NEWPORT NEWS, Va. — Editor's note: The video above is on file from Jan. 17, 2022.
The United Steelworkers Union Local 8888 said it has reached a new tentative 60-month collective bargaining agreement with Newport News Shipbuilding.
The deal comes two months after union members rejected the last agreement by a two-to-one vote.
The terms of the deal were not released by the union, but spokesman Dwight Kirk referred to it as "a new and improved agreement."
Kirk said this agreement involves wage improvements over the last deal, some recognition of employees as essential workers for the labor they have performed during the pandemic, and historic domestic partner benefits.
Additionally, Kirk said the agreement includes improved pension benefits and holds the line on health benefits.
Kirk said, in the days ahead, the union will embark on a membership education campaign to ensure that the rank and file are informed about the agreement's content.
He said a ratification vote will eventually take place at a date yet to be determined.
Hourly employees have been working under an extension of the terms of the expired deal.
If the deal is ratified, it would mean that a work stoppage would be avoided.
The last time there was a strike at Newport News Shipbuilding was in 1999.
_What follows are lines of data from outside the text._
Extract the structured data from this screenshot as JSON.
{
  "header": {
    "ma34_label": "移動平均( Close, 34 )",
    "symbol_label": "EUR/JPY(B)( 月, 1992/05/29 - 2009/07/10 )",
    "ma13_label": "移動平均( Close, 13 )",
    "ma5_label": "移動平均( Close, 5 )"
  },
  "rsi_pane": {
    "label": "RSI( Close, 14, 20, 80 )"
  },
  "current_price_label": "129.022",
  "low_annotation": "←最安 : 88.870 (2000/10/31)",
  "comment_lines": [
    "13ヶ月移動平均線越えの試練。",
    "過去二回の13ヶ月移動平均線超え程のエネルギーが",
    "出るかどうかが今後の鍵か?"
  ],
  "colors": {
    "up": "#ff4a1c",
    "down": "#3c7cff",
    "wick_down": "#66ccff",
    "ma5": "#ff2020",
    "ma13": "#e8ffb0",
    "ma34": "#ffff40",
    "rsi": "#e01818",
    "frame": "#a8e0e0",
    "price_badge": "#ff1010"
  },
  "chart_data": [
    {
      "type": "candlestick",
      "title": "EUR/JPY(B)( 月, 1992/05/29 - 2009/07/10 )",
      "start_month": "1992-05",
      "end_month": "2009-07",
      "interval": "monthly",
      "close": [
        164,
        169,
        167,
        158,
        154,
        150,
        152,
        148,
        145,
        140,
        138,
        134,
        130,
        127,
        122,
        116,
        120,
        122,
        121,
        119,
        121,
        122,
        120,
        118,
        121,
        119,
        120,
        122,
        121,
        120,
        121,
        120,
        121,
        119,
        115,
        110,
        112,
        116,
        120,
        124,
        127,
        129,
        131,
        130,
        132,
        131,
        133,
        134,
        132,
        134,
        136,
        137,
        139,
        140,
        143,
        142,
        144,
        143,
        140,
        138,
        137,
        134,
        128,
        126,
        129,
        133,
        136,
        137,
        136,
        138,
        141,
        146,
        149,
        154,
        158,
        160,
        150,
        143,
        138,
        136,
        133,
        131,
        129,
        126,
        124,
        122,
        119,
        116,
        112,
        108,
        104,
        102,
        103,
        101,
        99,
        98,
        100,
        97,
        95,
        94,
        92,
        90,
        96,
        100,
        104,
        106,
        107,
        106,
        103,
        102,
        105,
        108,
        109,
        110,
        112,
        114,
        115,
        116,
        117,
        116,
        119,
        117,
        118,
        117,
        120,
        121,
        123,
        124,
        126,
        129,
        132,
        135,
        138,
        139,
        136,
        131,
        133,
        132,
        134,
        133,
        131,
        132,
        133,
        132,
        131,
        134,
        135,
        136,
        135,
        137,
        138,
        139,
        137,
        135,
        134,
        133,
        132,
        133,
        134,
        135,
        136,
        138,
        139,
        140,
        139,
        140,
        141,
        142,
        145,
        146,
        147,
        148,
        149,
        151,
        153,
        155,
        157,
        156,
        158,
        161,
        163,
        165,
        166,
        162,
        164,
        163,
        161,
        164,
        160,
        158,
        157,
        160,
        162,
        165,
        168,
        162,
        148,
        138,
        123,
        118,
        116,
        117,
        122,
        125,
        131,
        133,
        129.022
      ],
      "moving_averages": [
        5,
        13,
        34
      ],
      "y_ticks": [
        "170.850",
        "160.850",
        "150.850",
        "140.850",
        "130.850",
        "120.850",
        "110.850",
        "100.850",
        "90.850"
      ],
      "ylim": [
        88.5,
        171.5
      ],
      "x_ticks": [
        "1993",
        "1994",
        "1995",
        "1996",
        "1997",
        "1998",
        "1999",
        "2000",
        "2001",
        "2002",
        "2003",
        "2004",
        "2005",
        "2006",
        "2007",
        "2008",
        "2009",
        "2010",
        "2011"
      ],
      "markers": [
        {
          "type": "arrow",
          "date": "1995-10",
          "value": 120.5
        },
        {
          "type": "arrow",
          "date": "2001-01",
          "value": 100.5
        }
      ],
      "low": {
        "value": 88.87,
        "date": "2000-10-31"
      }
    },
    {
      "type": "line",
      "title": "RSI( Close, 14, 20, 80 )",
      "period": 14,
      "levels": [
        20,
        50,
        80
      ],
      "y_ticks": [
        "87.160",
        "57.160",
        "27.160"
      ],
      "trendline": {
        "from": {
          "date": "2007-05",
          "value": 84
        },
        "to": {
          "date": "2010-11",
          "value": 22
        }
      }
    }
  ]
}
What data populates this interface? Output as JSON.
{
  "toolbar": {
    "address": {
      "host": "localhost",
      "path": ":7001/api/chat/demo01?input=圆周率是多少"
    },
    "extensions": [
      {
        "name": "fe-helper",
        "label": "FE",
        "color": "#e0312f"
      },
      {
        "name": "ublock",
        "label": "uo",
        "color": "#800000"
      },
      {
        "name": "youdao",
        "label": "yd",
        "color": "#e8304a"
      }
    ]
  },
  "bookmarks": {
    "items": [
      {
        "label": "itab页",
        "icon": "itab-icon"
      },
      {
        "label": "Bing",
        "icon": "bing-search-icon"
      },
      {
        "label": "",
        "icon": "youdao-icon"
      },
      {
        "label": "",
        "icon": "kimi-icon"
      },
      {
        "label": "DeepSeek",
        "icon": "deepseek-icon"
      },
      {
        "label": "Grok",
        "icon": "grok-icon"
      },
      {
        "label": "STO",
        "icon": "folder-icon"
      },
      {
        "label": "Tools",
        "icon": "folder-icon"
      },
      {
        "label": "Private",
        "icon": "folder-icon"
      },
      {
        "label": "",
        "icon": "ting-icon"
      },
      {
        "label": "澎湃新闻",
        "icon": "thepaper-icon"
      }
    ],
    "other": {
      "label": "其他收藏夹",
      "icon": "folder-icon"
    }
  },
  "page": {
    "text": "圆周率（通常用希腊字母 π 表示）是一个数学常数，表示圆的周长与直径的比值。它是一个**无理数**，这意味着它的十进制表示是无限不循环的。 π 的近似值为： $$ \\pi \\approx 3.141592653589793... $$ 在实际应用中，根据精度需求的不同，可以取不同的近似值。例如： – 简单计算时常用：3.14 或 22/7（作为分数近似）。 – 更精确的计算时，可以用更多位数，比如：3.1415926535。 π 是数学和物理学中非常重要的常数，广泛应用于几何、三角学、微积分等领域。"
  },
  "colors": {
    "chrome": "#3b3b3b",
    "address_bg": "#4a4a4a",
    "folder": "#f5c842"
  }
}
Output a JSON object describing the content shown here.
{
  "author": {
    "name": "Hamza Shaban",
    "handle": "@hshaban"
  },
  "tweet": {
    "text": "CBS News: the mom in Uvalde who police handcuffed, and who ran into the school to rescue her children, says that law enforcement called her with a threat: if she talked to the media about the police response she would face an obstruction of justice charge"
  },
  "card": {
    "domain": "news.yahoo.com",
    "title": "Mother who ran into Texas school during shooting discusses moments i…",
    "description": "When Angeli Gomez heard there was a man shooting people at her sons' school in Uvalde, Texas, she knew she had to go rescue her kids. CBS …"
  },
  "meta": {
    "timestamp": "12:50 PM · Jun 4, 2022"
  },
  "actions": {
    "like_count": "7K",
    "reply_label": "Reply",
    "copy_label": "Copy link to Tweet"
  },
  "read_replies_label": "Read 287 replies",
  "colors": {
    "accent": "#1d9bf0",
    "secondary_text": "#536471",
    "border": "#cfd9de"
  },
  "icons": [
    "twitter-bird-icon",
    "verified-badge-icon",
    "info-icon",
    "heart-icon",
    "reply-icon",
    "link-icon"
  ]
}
Newport News Shipbuilding is the world's only maker of nuclear-powered aircraft carriers. And, it is one of two companies in the country which build nuclear-powered submarines.
The other company, General Dynamics Electric Boat in Groton, Connecticut, works in a unique partnership with Newport News Shipbuilding to jointly build two Virginia Class submarines for the Navy every year.
With more than 25,000 employees, Newport News Shipbuilding is Virginia's largest industrial employer.
13News Now reached out to Newport News Shipbuilding for a comment about the tentative agreement, but so far, the company has not responded.